On its website today Le Monde buys into the Nice security debate quoting Prime Minister Manuel Valls as denouncing an "unworthy" controversy which "aims to destabilize the government."

French workers pay Europe's top taxes

For right-winged Le Figaro, French workers are the most highly taxed in Europe. That's the verdict of the Brussels-based economic think tank, the Institut Molinari, which says French employees have worked hard "to fund the public sphere and social protection".

In doing so, France has "dethroned" Belgium on the podium of the highest taxes in Europe it finds, with the Belgians carrying out reforms to substantially reduce the fiscal and social pressure.
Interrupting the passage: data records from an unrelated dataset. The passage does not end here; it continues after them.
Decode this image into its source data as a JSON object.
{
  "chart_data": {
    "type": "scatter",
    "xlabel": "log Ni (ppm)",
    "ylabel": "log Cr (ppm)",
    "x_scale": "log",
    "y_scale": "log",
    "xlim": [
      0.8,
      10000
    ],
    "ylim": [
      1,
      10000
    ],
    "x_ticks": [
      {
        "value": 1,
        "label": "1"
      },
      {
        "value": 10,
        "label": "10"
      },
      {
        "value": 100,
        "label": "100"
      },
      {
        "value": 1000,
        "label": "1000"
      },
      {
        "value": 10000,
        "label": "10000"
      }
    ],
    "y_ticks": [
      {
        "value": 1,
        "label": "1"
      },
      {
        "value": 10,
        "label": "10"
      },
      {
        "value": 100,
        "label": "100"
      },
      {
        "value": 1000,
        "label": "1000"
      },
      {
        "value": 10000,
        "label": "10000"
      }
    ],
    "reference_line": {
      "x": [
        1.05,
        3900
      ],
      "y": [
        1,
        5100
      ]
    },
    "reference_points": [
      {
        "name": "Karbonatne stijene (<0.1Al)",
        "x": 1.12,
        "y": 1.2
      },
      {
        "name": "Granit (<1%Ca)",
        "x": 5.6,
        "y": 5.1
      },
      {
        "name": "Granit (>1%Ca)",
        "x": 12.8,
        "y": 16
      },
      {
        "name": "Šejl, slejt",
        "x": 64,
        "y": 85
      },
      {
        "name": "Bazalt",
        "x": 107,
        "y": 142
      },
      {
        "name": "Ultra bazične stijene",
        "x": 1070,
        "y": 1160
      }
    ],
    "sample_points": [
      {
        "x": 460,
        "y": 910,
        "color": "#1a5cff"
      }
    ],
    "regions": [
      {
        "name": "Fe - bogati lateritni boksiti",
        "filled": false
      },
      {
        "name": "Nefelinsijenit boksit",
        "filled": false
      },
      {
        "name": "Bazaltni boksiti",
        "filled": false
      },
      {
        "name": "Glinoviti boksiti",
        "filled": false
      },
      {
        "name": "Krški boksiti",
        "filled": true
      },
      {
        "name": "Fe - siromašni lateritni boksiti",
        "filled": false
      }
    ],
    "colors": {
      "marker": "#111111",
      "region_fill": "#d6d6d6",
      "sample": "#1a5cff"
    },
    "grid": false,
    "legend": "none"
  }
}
The Molinari Institute also noted that France does not benefit from very efficient public services. Despite a high level of expenditure on social services - the Hexagon ranks only 22nd on the United Nation's human development index for life expectancy, education and per capita income.

In the mind of a terrorist

And finally, the Catholic daily, Le Croix, turns its gaze to "What the psychiatrists say about terrorists". For most experts, few terrorists suffer psychiatric disorders in the strict sense claims the paper, but many display "a serious psychological fragility".